Liesje
Posted : 3/9/2011 8:34:23 PM
Maxs Mom
I am new to obedience for the show ring, I recently attended a Bridget Carlsen seminar. She says never correct the dog in heel position. I realize you are talking about reinforcement not correction, but her insight I thought was interesting. She said heeling is boring, and you do not want to discourage anything in the heel position. She suggested if your dog is lagging or whatever you feel you need to correct, you break heel position (she would get in front of her dog) correct it for the bad behavior then set the dog into a behavior to encourage proper heeling, (spinning or whatever) then the dog would move into a proper heel, do 3-4 steps, release and reward for GOOD behavior. I found her method very encouraging to the dogs. She is all about motivation, which especially for Teddi is IMPORTANT.
This is sort of how I work it with Nikon. What most people would think of as a physical correction doesn't really compute, it's just nagging to him. If I want to correct him, I have to let him make a real mistake (like I make a turn and he's not paying attention) and give him a correction, not just a nag. Constant nagging when the dog is only slightly flat, slightly lagging, etc does not seem productive at all. But, this is for competition heeling, not working with shelter dogs. With the shelter dogs, we used the "be a tree" method and that's about it, couldn't really use treats and corrections of any kind weren't appropriate since we didn't know what kind of dog we were dealing with.
We also do perch work like in Anne's video. What the girl demonstrates in the video is standard for how I train it. My dogs need to understand heel/fuss as the position, not the movement. They learn to find heel from anywhere. It is really important for the pivots and side-steps in Rally.

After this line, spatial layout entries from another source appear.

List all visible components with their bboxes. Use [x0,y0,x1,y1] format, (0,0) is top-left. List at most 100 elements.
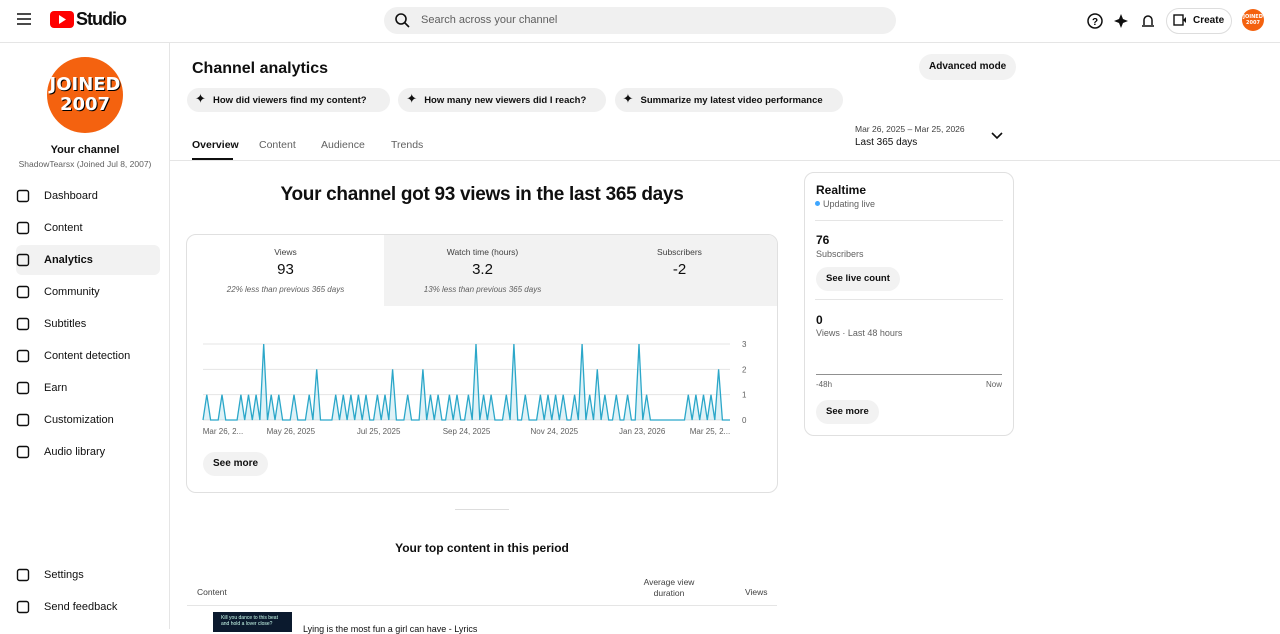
nav-icon [16,285,30,299]
nav-item[interactable]: Audio library [16,437,160,467]
search-box[interactable] [384,7,896,34]
tab[interactable]: Overview [192,139,239,151]
tab[interactable]: Audience [321,139,365,151]
nav-item[interactable]: Settings [16,560,160,590]
nav-icon [16,600,30,614]
x-tick-label: Jul 25, 2025 [357,427,401,436]
nav-item[interactable]: Earn [16,373,160,403]
menu-icon[interactable] [17,13,31,25]
metric-value: 93 [277,261,294,278]
views-line [202,343,730,421]
chip[interactable] [614,88,844,112]
thumbnail[interactable]: Kill you dance to this beat and hold a l… [213,612,292,632]
x-tick-label: Sep 24, 2025 [443,427,491,436]
chip[interactable] [398,88,607,112]
sidebar-border [169,43,170,629]
metric-tab-bg [384,235,777,306]
channel-title: Your channel [50,144,120,156]
nav-item[interactable]: Content detection [16,341,160,371]
views-label: Views · Last 48 hours [816,328,903,338]
nav-label: Subtitles [44,318,87,330]
realtime-axis [816,374,1002,375]
subs-label: Subscribers [816,249,864,259]
tabs-border [170,160,1280,161]
y-tick-label: 1 [742,391,747,400]
nav-icon [16,253,30,267]
advanced-button[interactable]: Advanced mode [919,54,1017,80]
overview-card [186,234,778,493]
logo-text[interactable]: Studio [76,9,127,29]
axis-label: Now [986,380,1003,389]
create-label: Create [1193,15,1225,26]
nav-item[interactable]: Subtitles [16,309,160,339]
chip-label: Summarize my latest video performance [640,95,823,106]
nav-label: Audio library [44,446,106,458]
see-more-button[interactable]: See more [203,452,269,476]
nav-item[interactable]: Dashboard [16,181,160,211]
nav-label: Settings [44,569,84,581]
avatar[interactable]: JOINED 2007 [1242,9,1264,31]
live-dot [815,201,820,206]
avatar-line: JOINED [1243,14,1263,20]
x-tick-label: Jan 23, 2026 [619,427,666,436]
live-count-button[interactable]: See live count [816,267,900,291]
nav-item[interactable]: Community [16,277,160,307]
nav-label: Analytics [44,254,93,266]
create-button[interactable] [1166,8,1232,34]
chip-icon: ✦ [406,91,418,106]
header-icons[interactable]: ? [1086,12,1156,30]
x-tick-label: May 26, 2025 [267,427,316,436]
nav-icon [16,317,30,331]
nav-label: Send feedback [44,601,118,613]
dropdown-icon[interactable] [991,132,1003,140]
nav-label: Community [44,286,100,298]
column-header: Content [197,587,227,597]
search-icon [395,13,410,28]
nav-item[interactable]: Content [16,213,160,243]
nav-icon [16,381,30,395]
create-icon [1173,14,1186,26]
metric-value: -2 [672,261,687,278]
realtime-see-more[interactable]: See more [816,400,879,424]
nav-item[interactable]: Customization [16,405,160,435]
period: Last 365 days [855,137,918,148]
divider [815,220,1003,221]
metric-label: Watch time (hours) [446,247,519,257]
top-title: Your top content in this period [395,541,569,555]
channel-handle: ShadowTearsx (Joined Jul 8, 2007) [18,159,152,169]
divider [455,509,509,510]
nav-icon [16,349,30,363]
chip-label: How did viewers find my content? [213,95,367,106]
logo-icon[interactable] [50,11,74,28]
y-tick-label: 2 [742,365,747,374]
divider [815,299,1003,300]
content-title[interactable]: Lying is the most fun a girl can have - … [303,624,478,634]
divider [187,605,777,606]
column-header: Average view duration [643,577,695,598]
tab[interactable]: Trends [391,139,424,151]
chip-icon: ✦ [195,91,206,106]
nav-label: Dashboard [44,190,98,202]
subs-value: 76 [816,233,830,247]
nav-label: Content detection [44,350,131,362]
realtime-card [804,172,1014,436]
nav-item[interactable]: Send feedback [16,592,160,622]
nav-icon [16,413,30,427]
chip[interactable] [187,88,391,112]
page-title: Channel analytics [192,60,329,77]
realtime-title: Realtime [816,183,867,197]
search-placeholder: Search across your channel [421,14,558,26]
avatar-line: 2007 [59,94,111,115]
headline: Your channel got 93 views in the last 36… [280,184,684,205]
chip-label: How many new viewers did I reach? [424,95,587,106]
nav-label: Customization [44,414,114,426]
tab[interactable]: Content [259,139,296,151]
nav-icon [16,221,30,235]
realtime-status: Updating live [823,199,876,209]
channel-avatar[interactable]: JOINED 2007 [47,57,123,133]
views-value: 0 [816,313,823,327]
nav-item[interactable]: Analytics [16,245,160,275]
top-bar [0,0,1280,43]
x-tick-label: Mar 25, 2... [690,427,730,436]
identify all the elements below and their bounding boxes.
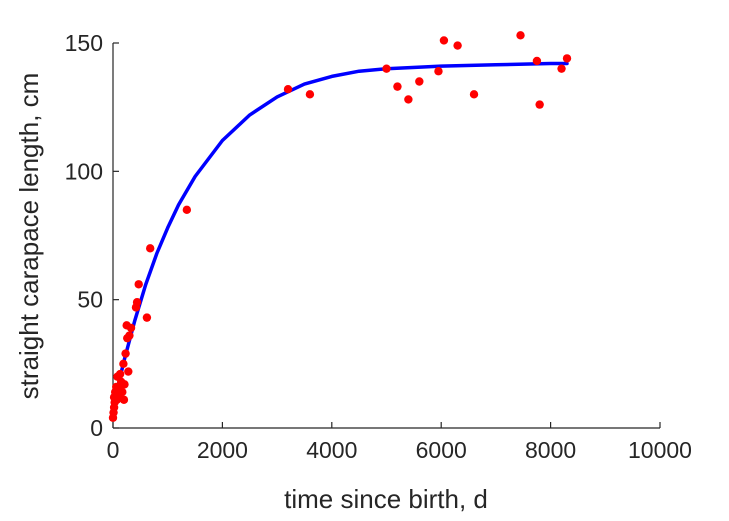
data-point <box>532 56 542 66</box>
data-point <box>434 67 443 76</box>
data-point <box>535 100 544 109</box>
y-axis-label: straight carapace length, cm <box>14 73 44 400</box>
data-point <box>516 31 525 40</box>
data-point <box>305 90 315 99</box>
data-point <box>557 64 566 73</box>
y-tick-label: 50 <box>77 287 103 313</box>
data-points-group <box>108 31 572 422</box>
y-ticks: 0 50 100 150 <box>65 30 119 441</box>
data-point <box>142 313 152 322</box>
data-point <box>562 54 572 63</box>
x-tick-label: 8000 <box>525 437 576 463</box>
data-point <box>124 367 133 376</box>
data-point <box>182 205 192 215</box>
y-tick-label: 150 <box>65 30 103 56</box>
data-point <box>134 280 143 289</box>
x-ticks: 0 2000 4000 6000 8000 10000 <box>107 422 692 463</box>
fit-curve-group <box>111 61 569 410</box>
data-point <box>393 82 402 91</box>
data-point <box>404 95 413 104</box>
data-point <box>118 387 127 397</box>
x-tick-label: 10000 <box>628 437 692 463</box>
x-axis-label: time since birth, d <box>284 484 488 514</box>
data-point <box>469 90 479 99</box>
data-point <box>415 77 424 86</box>
x-tick-label: 0 <box>107 437 120 463</box>
data-point <box>439 36 449 45</box>
fit-curve-line <box>111 61 569 410</box>
data-point <box>283 85 293 94</box>
axes <box>112 43 660 429</box>
data-point <box>121 349 130 358</box>
data-point <box>119 395 129 404</box>
data-point <box>119 359 128 369</box>
x-tick-label: 4000 <box>306 437 357 463</box>
data-point <box>453 41 462 50</box>
y-tick-label: 100 <box>65 158 103 184</box>
data-point <box>126 323 136 333</box>
data-point <box>115 369 125 379</box>
y-tick-label: 0 <box>90 415 103 441</box>
data-point <box>120 380 129 389</box>
data-point <box>145 244 155 253</box>
data-point <box>125 331 134 340</box>
x-tick-label: 2000 <box>197 437 248 463</box>
data-point <box>382 64 391 73</box>
x-tick-label: 6000 <box>416 437 467 463</box>
data-point <box>132 298 142 307</box>
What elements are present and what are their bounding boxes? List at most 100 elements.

With a puppy like Pan, I'm doing the perch work, training the dog to find heel, and doing the movement (where I'm walking around with the dog heeling). For the last part, I am feeding the dog as I go. My goal here is not necessarily for this method to train the heeling, but for the dog to develop the physical conditioning and "muscle memory" for the correct position for a prancy heel with a lot of collecting in the rear. This style is not at all natural to any dog especially a German shepherd. Once the puppy is proficient with the perch work and finding heel from anywhere, we start adding the movement/walking in heel position and by then the puppy has done enough luring in that position to move how I want. About the time the dog is ready for that transition, I'm changing from food reward to a toy reward for heeling sequences. Pan is 6 months and still getting all food rewards.